Health center loading up on vaccines designed for children aged 3 to 18.
Here's an interesting final paragraph in a Korea Times article from Tuesday about raising the flu alert to "red":
Health authorities said they will advance vaccinations of all school children by one week or two, and stockpile 11 million dosages of anti-viral drugs.
And buried in the Joongang Ilbo today:
In another flu-related development yesterday, the Korea Food and Drug Administration approved flu vaccination for children aged between 3 and 18 starting next Wednesday.
Those under age 9 will be given two shots to help develop enough antibodies to fight the illness.
A few other figures worth noting; from that same Korea Times article:
The country had maintained its "orange" alert status since July 21 but decided to raise it as an average of 8,857 people caught the new flu per day last week, up from 4,420 tallied for the week before. A total of 42 people have died in South Korea from the flu since mid-August.
Government efforts will be focused on coping with serious flu cases and vaccinating about 35 percent of the population as soon as possible to safeguard public health, the ministry said.
The Herald put the number of dead at 45 yesterday. Regarding school closures, here's what the Korea Times had to say a few days ago:
Five more Koreans died from the influenza A virus over the weekend, raising the country's death toll to 40. Since the first local outbreak in May, the new flu has forced the temporary closure of schools and delayed public gatherings. More than 400 schools across the country remain closed as the new flu is highly contagious among children.
The guidelines say if more than two classes in a certain grade are closed, all students in the same year must stay at home. If more than two grades of students have their classes suspended, the school is allowed to shutdown.
Also, if a district has over 30 percent of its schools close because of the flu, all schools in the district can be closed after Seoul's top educator discusses the matter with school headmasters, parents' groups and health authorities there.
Elementary schools and kindergartens can close their doors for up to seven days, while middle and high schools can close for a maximum of five days.
However, kindergartens and schools that have students vulnerable to the virus, including disabled children, can suspend a class even when they don't meet the guidelines.
Check the earlier posts
* "More schools may close because of swine flu."
* "Hagwon, more public schools, to close?"
* "More cases of swine flu, more deaths."
for more information and commentary.
5 comments:
I'll take my chances with the flu. The only way they will stick me with a needle filled with that vaccine is if I am already dead.

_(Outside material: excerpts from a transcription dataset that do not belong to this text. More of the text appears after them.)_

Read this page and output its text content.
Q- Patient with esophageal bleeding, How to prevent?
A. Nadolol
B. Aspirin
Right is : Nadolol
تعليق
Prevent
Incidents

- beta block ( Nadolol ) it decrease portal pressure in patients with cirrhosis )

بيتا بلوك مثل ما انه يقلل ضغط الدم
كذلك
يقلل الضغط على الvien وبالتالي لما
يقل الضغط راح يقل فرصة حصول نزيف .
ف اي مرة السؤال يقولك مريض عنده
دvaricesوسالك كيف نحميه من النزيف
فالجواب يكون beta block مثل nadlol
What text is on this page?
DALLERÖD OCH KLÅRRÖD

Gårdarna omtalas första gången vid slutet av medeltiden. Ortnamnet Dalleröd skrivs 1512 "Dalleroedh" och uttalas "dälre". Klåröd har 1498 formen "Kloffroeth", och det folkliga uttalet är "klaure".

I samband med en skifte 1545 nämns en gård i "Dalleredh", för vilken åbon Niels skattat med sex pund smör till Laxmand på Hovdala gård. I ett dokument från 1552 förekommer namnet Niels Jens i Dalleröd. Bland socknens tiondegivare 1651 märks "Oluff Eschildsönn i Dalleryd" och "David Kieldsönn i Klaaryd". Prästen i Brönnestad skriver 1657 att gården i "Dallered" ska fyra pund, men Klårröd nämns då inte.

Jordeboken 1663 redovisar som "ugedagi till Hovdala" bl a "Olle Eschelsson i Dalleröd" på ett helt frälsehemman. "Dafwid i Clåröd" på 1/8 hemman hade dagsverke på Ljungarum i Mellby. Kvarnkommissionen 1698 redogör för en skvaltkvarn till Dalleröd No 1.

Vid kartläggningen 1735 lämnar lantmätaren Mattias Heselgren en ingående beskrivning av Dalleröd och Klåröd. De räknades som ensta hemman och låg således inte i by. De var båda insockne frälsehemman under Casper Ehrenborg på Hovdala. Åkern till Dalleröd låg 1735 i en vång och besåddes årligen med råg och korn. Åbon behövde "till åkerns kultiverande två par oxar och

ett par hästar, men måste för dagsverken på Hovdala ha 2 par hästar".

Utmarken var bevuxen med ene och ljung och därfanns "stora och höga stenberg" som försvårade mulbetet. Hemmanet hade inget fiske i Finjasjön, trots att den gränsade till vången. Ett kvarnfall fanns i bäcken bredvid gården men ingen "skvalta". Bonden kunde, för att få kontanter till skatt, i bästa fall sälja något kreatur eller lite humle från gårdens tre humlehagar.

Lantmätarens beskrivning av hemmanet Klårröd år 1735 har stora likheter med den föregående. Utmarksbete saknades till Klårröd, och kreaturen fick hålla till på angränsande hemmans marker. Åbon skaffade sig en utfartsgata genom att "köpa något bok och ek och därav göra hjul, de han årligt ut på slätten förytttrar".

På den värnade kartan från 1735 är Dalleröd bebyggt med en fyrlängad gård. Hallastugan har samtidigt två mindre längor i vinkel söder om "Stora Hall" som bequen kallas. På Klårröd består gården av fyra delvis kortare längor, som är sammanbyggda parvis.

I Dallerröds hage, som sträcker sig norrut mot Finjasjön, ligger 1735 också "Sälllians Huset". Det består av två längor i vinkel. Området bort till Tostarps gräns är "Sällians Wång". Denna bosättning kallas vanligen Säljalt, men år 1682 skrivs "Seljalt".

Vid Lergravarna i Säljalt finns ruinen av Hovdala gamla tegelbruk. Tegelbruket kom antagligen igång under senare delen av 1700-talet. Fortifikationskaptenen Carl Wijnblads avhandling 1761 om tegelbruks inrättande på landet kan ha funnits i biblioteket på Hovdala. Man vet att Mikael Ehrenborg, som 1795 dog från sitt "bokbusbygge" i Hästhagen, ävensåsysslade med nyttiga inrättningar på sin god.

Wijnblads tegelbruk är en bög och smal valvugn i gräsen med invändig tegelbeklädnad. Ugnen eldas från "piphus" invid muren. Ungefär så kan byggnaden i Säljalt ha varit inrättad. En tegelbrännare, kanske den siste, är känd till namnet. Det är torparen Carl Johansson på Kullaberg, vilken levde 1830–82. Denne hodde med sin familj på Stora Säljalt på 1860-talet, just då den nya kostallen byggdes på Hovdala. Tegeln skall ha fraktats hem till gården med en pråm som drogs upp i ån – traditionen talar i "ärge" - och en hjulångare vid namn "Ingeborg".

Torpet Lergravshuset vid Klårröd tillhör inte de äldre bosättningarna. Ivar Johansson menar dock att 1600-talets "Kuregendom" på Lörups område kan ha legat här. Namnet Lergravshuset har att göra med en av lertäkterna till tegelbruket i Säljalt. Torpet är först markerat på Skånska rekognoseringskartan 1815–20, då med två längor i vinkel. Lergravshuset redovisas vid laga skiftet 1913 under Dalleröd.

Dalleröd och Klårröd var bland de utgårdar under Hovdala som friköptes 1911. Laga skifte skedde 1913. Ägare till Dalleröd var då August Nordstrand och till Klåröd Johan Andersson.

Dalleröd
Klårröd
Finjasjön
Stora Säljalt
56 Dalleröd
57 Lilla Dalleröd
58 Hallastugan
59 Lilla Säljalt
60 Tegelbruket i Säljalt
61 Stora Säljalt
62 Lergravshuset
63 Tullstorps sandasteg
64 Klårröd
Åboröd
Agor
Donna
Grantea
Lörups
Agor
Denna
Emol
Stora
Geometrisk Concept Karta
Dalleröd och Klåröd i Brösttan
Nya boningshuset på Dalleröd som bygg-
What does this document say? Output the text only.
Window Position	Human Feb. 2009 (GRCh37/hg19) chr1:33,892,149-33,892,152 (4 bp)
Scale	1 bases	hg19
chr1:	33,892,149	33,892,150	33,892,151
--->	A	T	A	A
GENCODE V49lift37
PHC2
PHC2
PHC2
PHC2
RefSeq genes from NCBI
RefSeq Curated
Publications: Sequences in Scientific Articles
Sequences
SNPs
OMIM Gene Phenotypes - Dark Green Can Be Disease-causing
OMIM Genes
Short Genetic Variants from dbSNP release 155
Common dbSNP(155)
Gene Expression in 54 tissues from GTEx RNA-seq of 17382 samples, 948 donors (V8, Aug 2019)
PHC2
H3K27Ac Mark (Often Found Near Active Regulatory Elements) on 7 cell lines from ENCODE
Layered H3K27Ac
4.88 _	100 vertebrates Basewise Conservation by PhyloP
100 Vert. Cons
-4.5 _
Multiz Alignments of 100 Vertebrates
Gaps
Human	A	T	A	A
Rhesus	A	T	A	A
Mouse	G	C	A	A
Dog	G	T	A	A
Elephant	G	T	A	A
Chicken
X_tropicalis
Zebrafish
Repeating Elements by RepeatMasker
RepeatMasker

Today I was told by a Korean friend that China developed their own vaccine to swine flu using traditional herbs. Is there any truth to this?
Chip,
A vaccine matches specific flu antigens (the H and the N you hear a lot about). This primes your immune system to be on the look out for any foreign body with those antigens. So unless the herbs contain the antigens, I think this is just rumor.
Many yearly flu shots contain an H1N1 vaccine. Other than swine flu in the late 1970s, there's not been a noted risk. The vaccine is made the same way every year. It's like you make a car the same way every year. You know the cars safety record. The only thing you change is the color.
If the implication is "it's herbs therefore natural therefore safer" that's a fallacy. Hemlock is an herb.
Gillian,
You're free to take your chances but the goal of a vaccine program is less about protecting people who can normally fight off a flu and more about building a ring of immunity around those who can't and especially those who can't get the vaccine for specific health conditions.
There's an altruism component to all vaccines programs. Just as there's an altruism component to, say, picking up your trash after camping. You might never return to that spot but you try to leave it like you found it so strangers can enjoy it. Healthy people like me get a flu vaccine so I don't sneeze, transfer the virus to a table at starbucks, and then a pregnant woman gets it.
Clinical data indicate flu vaccines present a 1 in a million risk of complications and a 1 in 10,000 chance of death.
Surely if you had a child, you'd use a car seat. You use a car seat because the sober risk/benefit analysis indicates a small child is safer in a car seat. Certainly there are accidents where a child seat might increase a child's danger. Say an impact that's survivable if the child is simply buckled in but a fire starts. The extra time it takes to get a child out of a car seat results in the child's death. But the chances of that kind of accident is less than the chances of an accident where the child will have added protection.
||Clinical data indicate flu vaccines present a 1 in a million risk of complications and a 1 in 10,000 chance of death. ||
To be clear, by that I meant getting the flu itself presents a 1 in 10,000 chance of death.
Wow, Puffin Watch. Thank you for such a quick and detailed response.